Jakarta – The global economic stage presents significant challenges, prompting Bank Indonesia to reinforce its defensive posture. The central bank announced the continuation of its benchmark interest rate at 6.25%, a decision squarely aimed at managing the substantial impact of external factors on the domestic economy.

The dominant external pressure originates from the delayed monetary easing cycle in advanced economies, notably the United States. This delay has prolonged the phase of high global interest rates, encouraging capital outflow from emerging markets and consistently pressuring their currencies.

In this context, Bank Indonesia views a stable Rupiah as the first line of defense. A managed exchange rate helps control the cost of imports and servicing foreign debt, which in turn supports overall price stability and prevents inflation from becoming unanchored due to currency depreciation.

Governor Perry Warjiyo confirmed that the current inflation outlook remains benign, allowing the central bank to concentrate its policy efforts on the exchange rate front.
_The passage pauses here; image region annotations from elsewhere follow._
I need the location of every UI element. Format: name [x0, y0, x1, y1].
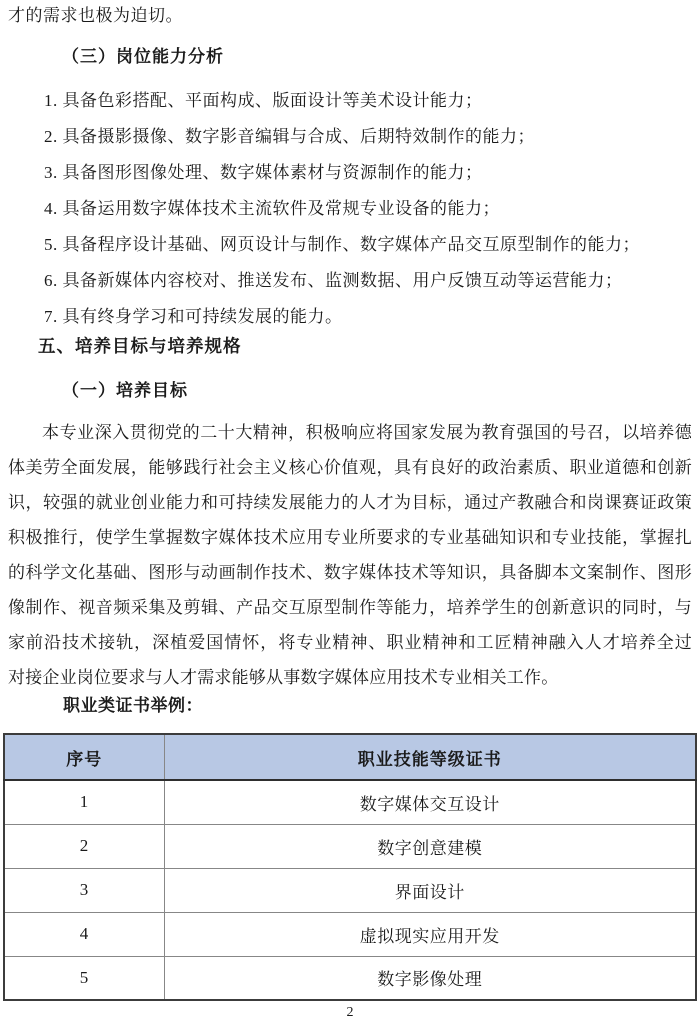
ability-list: 1. 具备色彩搭配、平面构成、版面设计等美术设计能力； 2. 具备摄影摄像、数字…	[8, 83, 692, 335]
certificate-table-body: 1 数字媒体交互设计 2 数字创意建模 3 界面设计 4 虚拟现实应用开发 5 …	[4, 780, 696, 1000]
cert-index-cell: 3	[4, 868, 164, 912]
paragraph-line: 识，较强的就业创业能力和可持续发展能力的人才为目标，通过产教融合和岗课赛证政策的	[8, 485, 692, 520]
table-row: 1 数字媒体交互设计	[4, 780, 696, 824]
subsection-heading-training-target: （一）培养目标	[62, 380, 692, 402]
certificate-table: 序号 职业技能等级证书 1 数字媒体交互设计 2 数字创意建模 3 界面设计 4…	[3, 733, 697, 1001]
continuation-text: 才的需求也极为迫切。	[8, 6, 692, 26]
table-row: 3 界面设计	[4, 868, 696, 912]
ability-item: 6. 具备新媒体内容校对、推送发布、监测数据、用户反馈互动等运营能力；	[44, 263, 692, 299]
paragraph-line: 体美劳全面发展，能够践行社会主义核心价值观，具有良好的政治素质、职业道德和创新意	[8, 450, 692, 485]
table-header-row: 序号 职业技能等级证书	[4, 734, 696, 780]
certificate-intro: 职业类证书举例：	[63, 695, 692, 716]
table-header-certificate: 职业技能等级证书	[164, 734, 696, 780]
cert-name-cell: 界面设计	[164, 868, 696, 912]
table-row: 4 虚拟现实应用开发	[4, 912, 696, 956]
section-heading-job-ability: （三）岗位能力分析	[62, 47, 692, 67]
table-row: 5 数字影像处理	[4, 956, 696, 1000]
cert-name-cell: 数字创意建模	[164, 824, 696, 868]
ability-item: 2. 具备摄影摄像、数字影音编辑与合成、后期特效制作的能力；	[44, 119, 692, 155]
paragraph-line: 本专业深入贯彻党的二十大精神，积极响应将国家发展为教育强国的号召，以培养德智	[8, 415, 692, 450]
ability-item: 1. 具备色彩搭配、平面构成、版面设计等美术设计能力；	[44, 83, 692, 119]
cert-name-cell: 虚拟现实应用开发	[164, 912, 696, 956]
ability-item: 5. 具备程序设计基础、网页设计与制作、数字媒体产品交互原型制作的能力；	[44, 227, 692, 263]
ability-item: 7. 具有终身学习和可持续发展的能力。	[44, 299, 692, 335]
document-page: 才的需求也极为迫切。 （三）岗位能力分析 1. 具备色彩搭配、平面构成、版面设计…	[0, 0, 700, 1028]
cert-index-cell: 1	[4, 780, 164, 824]
paragraph-line: 对接企业岗位要求与人才需求能够从事数字媒体应用技术专业相关工作。	[8, 660, 692, 695]
table-header-index: 序号	[4, 734, 164, 780]
paragraph-line: 积极推行，使学生掌握数字媒体技术应用专业所要求的专业基础知识和专业技能，掌握扎实	[8, 520, 692, 555]
ability-item: 3. 具备图形图像处理、数字媒体素材与资源制作的能力；	[44, 155, 692, 191]
section-heading-training-goals: 五、培养目标与培养规格	[38, 335, 692, 357]
certificate-table-header: 序号 职业技能等级证书	[4, 734, 696, 780]
cert-name-cell: 数字媒体交互设计	[164, 780, 696, 824]
page-number: 2	[8, 1005, 692, 1021]
cert-index-cell: 2	[4, 824, 164, 868]
paragraph-line: 像制作、视音频采集及剪辑、产品交互原型制作等能力，培养学生的创新意识的同时，与国	[8, 590, 692, 625]
cert-name-cell: 数字影像处理	[164, 956, 696, 1000]
training-goal-paragraph: 本专业深入贯彻党的二十大精神，积极响应将国家发展为教育强国的号召，以培养德智 体…	[8, 415, 692, 695]
paragraph-line: 家前沿技术接轨，深植爱国情怀，将专业精神、职业精神和工匠精神融入人才培养全过程，	[8, 625, 692, 660]
paragraph-line: 的科学文化基础、图形与动画制作技术、数字媒体技术等知识，具备脚本文案制作、图形图	[8, 555, 692, 590]
cert-index-cell: 5	[4, 956, 164, 1000]
cert-index-cell: 4	[4, 912, 164, 956]
ability-item: 4. 具备运用数字媒体技术主流软件及常规专业设备的能力；	[44, 191, 692, 227]
table-row: 2 数字创意建模	[4, 824, 696, 868]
The suite of stabilizing measures extends beyond the policy rate to include vigilant monitoring and readiness to act in both spot and domestic non-deliverable forward markets.

Supporting the monetary policy stance, macroprudential policies remain accommodative to ensure credit continues to flow to productive sectors. This dual approach seeks to balance the need for macroeconomic stability with the imperative of financing national economic growth and development.

The central bank also pointed to Indonesia's sound economic fundamentals as a critical mitigating factor. A manageable current account deficit, abundant foreign exchange reserves, and a low government debt-to-GDP ratio provide a solid buffer against global financial market turbulence.

Looking forward, the intensity and duration of global uncertainties will be the primary determinant for any policy shift. Bank Indonesia's future actions will be meticulously tuned to the evolving external landscape, ensuring that domestic stability is not compromised.

This steadfast approach underscores BI's role as the guardian of monetary and financial system stability. By successfully navigating the current volatile period, the central bank aims to lay a stronger foundation for sustainable economic growth in the medium to long term.